Interessante a questo proposito lo studio condotto da Espresso Communication per Bigi Cravatte Milano su oltre 20 testate internazionali di tendenze e attualità nei campi della moda, del design e del lifestyle e dedicato al fenomeno del ‘back in time’, trend che mira a riportare la moda a un passato virtuoso, riscoprendo i valori di un tempo, per riparare ai danni causati dai 7 vizi capitali del fast fashion. 

La quarantena ha costretto tutti noi a rallentare il passo, aprendo la porta a uno stile di vita più semplice, fatto quasi esclusivamente di acquisti necessari, meno sprechi e più tempo trascorso in famiglia. Ed è così che, amplificando un trend già in atto da qualche tempo, si comincia a dare ulteriore importanza all’artigianato e ai prodotti realizzati a mano e in modo sostenibile.
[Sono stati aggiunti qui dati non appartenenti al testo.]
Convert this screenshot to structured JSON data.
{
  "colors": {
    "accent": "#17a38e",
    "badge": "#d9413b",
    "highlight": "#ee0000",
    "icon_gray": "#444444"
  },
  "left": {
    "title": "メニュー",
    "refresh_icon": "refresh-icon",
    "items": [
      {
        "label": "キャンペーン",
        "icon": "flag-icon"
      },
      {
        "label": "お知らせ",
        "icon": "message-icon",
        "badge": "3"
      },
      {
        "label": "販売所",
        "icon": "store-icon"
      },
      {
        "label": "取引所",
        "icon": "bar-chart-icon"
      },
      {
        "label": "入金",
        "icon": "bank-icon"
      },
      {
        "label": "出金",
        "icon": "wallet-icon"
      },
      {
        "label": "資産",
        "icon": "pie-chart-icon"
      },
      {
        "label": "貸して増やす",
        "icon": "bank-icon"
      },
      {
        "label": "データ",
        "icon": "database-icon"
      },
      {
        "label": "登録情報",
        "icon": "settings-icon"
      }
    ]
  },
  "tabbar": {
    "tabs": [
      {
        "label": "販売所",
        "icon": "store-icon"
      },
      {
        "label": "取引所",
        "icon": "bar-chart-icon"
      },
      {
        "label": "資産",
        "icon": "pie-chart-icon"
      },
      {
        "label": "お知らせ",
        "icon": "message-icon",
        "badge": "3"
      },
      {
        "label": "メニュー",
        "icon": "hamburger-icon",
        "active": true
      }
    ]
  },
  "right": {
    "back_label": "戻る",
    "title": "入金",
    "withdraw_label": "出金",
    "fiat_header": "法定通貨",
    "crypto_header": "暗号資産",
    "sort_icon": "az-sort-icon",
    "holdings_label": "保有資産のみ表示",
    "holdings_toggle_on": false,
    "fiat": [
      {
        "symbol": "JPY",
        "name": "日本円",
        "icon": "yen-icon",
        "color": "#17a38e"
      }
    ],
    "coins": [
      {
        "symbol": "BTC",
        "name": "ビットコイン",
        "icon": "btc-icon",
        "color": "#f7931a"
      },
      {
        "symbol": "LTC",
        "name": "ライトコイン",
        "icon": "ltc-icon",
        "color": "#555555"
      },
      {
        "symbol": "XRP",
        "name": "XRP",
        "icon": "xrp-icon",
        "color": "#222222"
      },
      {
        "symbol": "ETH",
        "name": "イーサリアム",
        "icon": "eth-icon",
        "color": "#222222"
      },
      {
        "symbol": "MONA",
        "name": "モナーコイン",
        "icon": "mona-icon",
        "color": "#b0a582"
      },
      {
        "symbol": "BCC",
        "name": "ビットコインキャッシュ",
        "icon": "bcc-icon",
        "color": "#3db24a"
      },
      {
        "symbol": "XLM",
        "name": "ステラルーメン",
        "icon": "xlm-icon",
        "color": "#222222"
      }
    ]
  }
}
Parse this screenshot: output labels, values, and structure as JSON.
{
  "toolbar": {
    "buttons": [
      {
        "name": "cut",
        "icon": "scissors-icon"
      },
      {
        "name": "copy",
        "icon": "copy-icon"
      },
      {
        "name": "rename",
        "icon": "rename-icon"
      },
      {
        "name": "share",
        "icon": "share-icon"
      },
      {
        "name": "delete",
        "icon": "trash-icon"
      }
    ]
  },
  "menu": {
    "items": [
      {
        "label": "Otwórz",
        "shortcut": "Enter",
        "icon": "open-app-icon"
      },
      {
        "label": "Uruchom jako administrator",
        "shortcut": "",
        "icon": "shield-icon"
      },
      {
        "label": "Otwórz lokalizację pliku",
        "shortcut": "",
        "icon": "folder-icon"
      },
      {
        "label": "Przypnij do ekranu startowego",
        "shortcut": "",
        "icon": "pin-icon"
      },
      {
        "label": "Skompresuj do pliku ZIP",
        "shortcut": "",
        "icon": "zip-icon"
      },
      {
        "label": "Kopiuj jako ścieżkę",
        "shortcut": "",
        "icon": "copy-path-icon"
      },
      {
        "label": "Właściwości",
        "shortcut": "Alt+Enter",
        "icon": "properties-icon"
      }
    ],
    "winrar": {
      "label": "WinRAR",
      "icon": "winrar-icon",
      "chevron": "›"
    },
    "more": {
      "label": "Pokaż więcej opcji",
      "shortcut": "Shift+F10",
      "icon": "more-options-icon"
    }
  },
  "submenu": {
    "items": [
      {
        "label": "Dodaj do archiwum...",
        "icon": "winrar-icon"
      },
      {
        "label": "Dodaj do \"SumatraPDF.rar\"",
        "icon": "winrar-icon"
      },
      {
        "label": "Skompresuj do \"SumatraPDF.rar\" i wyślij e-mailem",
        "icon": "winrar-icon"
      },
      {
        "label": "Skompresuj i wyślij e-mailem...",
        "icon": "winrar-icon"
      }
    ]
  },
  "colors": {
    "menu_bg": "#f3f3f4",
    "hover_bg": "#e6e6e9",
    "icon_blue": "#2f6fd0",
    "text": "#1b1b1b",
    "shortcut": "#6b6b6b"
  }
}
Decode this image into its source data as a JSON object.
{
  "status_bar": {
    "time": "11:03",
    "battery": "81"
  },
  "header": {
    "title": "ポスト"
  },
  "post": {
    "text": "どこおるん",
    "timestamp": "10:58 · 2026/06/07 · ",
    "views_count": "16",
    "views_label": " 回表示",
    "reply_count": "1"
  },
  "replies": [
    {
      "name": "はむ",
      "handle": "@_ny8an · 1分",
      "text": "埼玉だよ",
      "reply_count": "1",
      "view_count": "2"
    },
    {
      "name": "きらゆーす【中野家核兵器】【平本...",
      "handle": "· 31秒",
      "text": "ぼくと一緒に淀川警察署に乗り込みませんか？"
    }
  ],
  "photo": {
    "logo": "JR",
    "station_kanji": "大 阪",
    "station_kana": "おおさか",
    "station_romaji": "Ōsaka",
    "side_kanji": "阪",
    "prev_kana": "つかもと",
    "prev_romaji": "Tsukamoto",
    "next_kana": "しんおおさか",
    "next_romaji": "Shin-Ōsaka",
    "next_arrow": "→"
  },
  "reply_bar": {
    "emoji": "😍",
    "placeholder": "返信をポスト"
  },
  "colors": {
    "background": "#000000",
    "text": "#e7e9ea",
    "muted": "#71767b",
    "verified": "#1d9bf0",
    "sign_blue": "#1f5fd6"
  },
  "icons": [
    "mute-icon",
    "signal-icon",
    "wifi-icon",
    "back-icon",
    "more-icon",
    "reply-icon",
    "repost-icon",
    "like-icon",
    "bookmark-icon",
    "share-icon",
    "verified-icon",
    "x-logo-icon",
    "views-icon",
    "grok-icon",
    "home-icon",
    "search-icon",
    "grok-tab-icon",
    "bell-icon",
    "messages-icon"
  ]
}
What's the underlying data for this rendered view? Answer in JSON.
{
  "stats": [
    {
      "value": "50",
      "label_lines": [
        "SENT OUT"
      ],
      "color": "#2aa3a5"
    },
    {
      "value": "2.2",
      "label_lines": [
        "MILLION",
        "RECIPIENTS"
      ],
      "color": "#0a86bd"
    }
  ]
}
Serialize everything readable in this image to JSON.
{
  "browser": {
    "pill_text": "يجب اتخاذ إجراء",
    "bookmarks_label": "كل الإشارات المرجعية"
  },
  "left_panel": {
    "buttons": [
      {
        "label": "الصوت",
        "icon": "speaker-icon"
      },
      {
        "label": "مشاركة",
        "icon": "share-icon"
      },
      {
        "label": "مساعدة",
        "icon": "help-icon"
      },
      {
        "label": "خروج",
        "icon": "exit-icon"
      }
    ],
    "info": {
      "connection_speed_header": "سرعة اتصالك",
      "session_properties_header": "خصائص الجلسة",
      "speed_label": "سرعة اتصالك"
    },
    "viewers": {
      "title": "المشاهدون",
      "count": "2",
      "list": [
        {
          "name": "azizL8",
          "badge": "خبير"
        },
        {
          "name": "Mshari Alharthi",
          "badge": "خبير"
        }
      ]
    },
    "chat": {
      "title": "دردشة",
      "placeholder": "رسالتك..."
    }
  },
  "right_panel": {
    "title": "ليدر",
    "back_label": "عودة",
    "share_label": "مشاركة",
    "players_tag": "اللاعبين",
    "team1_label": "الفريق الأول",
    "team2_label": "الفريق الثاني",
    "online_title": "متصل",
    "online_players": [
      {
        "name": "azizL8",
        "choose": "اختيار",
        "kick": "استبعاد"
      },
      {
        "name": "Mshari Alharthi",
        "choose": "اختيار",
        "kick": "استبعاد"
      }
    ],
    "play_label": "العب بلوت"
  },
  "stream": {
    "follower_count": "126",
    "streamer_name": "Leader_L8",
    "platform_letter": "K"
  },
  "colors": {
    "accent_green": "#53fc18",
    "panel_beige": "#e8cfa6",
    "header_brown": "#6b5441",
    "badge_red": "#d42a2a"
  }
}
L’idea sarebbe quella, quindi, di riscoprire il passato e riprenderne alcuni valori, cogliendo l’occasione per rimediare ai vizi capitali cui parte del fashion ha ceduto negli ultimi anni:

  • superbia, ovvero pensare di essere più importanti del Pianeta, occorre quindi ripensare il sistema di produzione, preferendo tessuti e lavorazioni compatibili con la salute della Terra e dei suoi abitanti;
  • avarizia, cioè farsi guidare esclusivamente dal profitto e optare per manifatture a basso prezzo; preferire lavorazioni industriali a quelle manuali e di qualità può non essere la scelta vincente, dato che oggi l’artigianalità rappresenta un valore aggiunto, capace di guidare le scelte del consumatore e incrementare le vendite;
  • lussuria, che significa cercare di soddisfare i piaceri dei clienti con capi fatti per non durare. Riscoprire invece abiti dimenticati e riadattarli è per esempio un trucco utile per rinnovare il guardaroba senza fare nuovi acquisti;
  • invidia, ovvero desiderare di essere come chi produce tanto, non come chi produce bene. Da tempo sono diversi i brand che hanno optato per massicce delocalizzazioni, mentre la produzione locale tornerà protagonista di una fase di espansione e gli atelier artigianali vivranno un momento di rinascita. Parola chiave sarà glocalizzazione, un approccio che consiste nel mantenere le specificità locali, aprendosi però a un mercato globale;
  • gola, cioè produrre un’eccessiva quantità di capi durante il corso dell’anno. Il possibile antidoto potrebbe essere di creare una sola collezione per stagione e riproporre le rimanenze degli anni precedenti;
  • ira, arrabbiarsi per l’emergenza in corso: in questo momento l’imperativo è non limitarsi a osservare la situazione in corso con frustrazione, ma utilizzare questo tempo per organizzarsi e costruire un nuovo rapporto con i clienti;
  • infine accidia, resistenza al cambiamento: nonostante le evidenze che mostravano le debolezze del fast fashion, il settore non ha modificato le proprie abitudini negli ultimi anni. Ed ecco che ora la moda si vede costretta a superare questa avversione al rinnovamento e a costruire un futuro diverso.

Puntare quindi su glocalizzazione, sostenibilità, artigianalità, coerenza e tradizione, guardando al passato ma per costruire un futuro diverso, può rappresentare il modo giusto e più rispettoso per ripartire dopo questo terribile stop.